Накануне похода, в вечеру, сидели в его избе в Трехсвятительской. Было шумно. Всяк по-своему понимал поход и всяк по-своему разговоры вел. Евстрат Иванович сидел молча, упершись костяшками пальцев в лавку и навалившись грудью на край стола. Глаз на ватажников не поднимал. Знал: взгляд у него тяжелый, и смущать никого не хотел. Власти у управителя было много, словом одним все разговоры мог присечь и поступить наособицу, однако знал Деларов, что власть-то она власть, но лучше бы люди нашли согласное для всех решение. По опыту ватажной жизни ему, казалось бы, советов не у кого было занимать, ан нет – считал он твердо: пускай каждый свое скажет, и тогда уж и спросить можно полным словом, да и каждый сам до конца выкладываться будет в трудную минуту. А потому сидел, слушал, и только брови густые нет-нет, а двигались у него. Однако не понять было – одобряет управитель говоренное или нет.
Ватага горячилась.
Сидящий на лавке у дверей широкий – что вдоль, что поперек – ватажник с краснокирпичным лицом, по прозванию Корень, огрызаясь по сторонам, гудел, перекрывая голоса густым басом:
– Только с зимовки – и в поход! Да у меня зубы от цинги как гнилые пеньки шатаются. А тут в весла. Где силу взять?

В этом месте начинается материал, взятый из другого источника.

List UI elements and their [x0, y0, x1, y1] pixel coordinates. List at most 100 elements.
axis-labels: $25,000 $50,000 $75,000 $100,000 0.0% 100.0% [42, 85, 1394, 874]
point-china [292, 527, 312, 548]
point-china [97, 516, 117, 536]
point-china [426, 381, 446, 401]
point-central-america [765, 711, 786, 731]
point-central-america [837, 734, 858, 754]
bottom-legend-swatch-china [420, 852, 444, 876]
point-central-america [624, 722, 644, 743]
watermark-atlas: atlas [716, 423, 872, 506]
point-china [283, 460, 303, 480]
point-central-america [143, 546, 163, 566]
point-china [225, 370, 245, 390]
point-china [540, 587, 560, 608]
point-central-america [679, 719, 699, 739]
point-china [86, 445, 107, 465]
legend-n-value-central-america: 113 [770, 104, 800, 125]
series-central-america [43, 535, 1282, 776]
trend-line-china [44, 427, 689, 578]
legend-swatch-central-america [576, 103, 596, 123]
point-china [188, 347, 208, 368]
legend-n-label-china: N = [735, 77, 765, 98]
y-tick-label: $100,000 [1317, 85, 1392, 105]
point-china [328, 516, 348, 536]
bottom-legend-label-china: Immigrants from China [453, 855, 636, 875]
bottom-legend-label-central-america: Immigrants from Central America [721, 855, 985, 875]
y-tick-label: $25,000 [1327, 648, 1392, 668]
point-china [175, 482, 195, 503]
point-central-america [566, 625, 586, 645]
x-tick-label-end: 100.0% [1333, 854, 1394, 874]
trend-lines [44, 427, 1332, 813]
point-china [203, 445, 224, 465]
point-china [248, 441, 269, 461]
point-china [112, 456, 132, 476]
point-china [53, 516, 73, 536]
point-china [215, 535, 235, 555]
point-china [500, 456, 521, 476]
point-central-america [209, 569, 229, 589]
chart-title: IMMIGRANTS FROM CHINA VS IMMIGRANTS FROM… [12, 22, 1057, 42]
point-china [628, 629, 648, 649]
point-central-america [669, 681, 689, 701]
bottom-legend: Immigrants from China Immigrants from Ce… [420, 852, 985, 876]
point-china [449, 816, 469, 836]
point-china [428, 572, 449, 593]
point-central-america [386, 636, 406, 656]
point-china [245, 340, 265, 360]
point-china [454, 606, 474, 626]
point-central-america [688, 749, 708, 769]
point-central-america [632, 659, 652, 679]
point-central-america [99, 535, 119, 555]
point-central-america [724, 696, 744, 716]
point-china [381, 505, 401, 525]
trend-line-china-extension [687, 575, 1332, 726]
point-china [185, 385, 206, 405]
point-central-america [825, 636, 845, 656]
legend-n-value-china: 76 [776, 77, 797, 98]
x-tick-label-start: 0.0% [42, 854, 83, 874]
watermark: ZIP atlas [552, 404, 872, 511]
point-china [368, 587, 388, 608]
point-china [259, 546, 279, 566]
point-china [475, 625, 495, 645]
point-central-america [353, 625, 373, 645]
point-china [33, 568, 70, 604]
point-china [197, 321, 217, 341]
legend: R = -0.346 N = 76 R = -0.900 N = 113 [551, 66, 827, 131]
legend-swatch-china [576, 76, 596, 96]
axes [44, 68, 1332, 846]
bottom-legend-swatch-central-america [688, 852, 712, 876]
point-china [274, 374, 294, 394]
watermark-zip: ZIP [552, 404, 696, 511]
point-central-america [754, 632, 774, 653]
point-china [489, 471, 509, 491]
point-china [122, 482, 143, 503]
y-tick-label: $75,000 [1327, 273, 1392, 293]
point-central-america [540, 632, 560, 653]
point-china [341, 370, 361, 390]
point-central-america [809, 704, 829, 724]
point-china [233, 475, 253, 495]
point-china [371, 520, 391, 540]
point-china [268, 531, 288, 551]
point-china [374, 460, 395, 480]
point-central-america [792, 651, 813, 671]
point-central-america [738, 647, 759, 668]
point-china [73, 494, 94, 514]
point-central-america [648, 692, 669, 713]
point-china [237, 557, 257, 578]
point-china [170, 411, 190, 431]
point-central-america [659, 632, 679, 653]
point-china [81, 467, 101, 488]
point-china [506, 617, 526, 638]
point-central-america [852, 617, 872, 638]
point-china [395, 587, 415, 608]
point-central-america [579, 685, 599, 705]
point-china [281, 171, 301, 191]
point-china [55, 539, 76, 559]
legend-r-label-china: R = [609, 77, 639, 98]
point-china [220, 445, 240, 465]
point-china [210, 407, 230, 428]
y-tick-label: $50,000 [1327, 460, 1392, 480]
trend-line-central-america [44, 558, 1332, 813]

– Не зубами, головой ты ослаб,– шумел другой,– отоспал за зиму. Аль забыл, как пираты садили в прошлом годе из пушек по крепостце? А ежели еще придут? Непременно новую крепостцу строить надо!
– Верное дело!– надрывался третий.– Пропадем мы тут!
– А ты до пиратов, знать, в порты напустил!– отвечали ему.– Глянь, братцы, по полу течет!
– Отведи канавкой – стену свалит!
– Гы-гы, ха-ха,– дрогнула изба от хохота.
Феодосий, мужик рассудительный, покивал от печи
острым носом.
– Будет зубоскалить,– сказал, и все смолкли,– что слова тратить? Дело большое. Пущай идут. Мы здесь как-никак, но справимся. Сейчас погода добрая, в другой раз может такого и не случиться.– И повторил:– Пущай идут.
А знал мужик: оставшиеся в крепостце берут двойной груз на себя. Близилась весенняя путина.
Все в избе молчали. Было слышно, как потрескивали дрова в печи. На том разговор и закончили. Ведомо всем: Феодосий к словам бережен, и коли уж и он посчитал, что в поход идти след, то так тому и быть.
...Байдара с ходу с хрустом ткнулась в прибойную полосу, и Деларов соскочил на гальку. Поскользнулся, но, взмахнув руками, удержался на ногах. Оборотился не по годам ловко, потянул байдару на гальку. Однако подумал: «Примета плохая – поскользнулся». Скривил губы, но сразу и забыл о тревожной мысли. Ватажники подхватили байдару, вытащили на берег.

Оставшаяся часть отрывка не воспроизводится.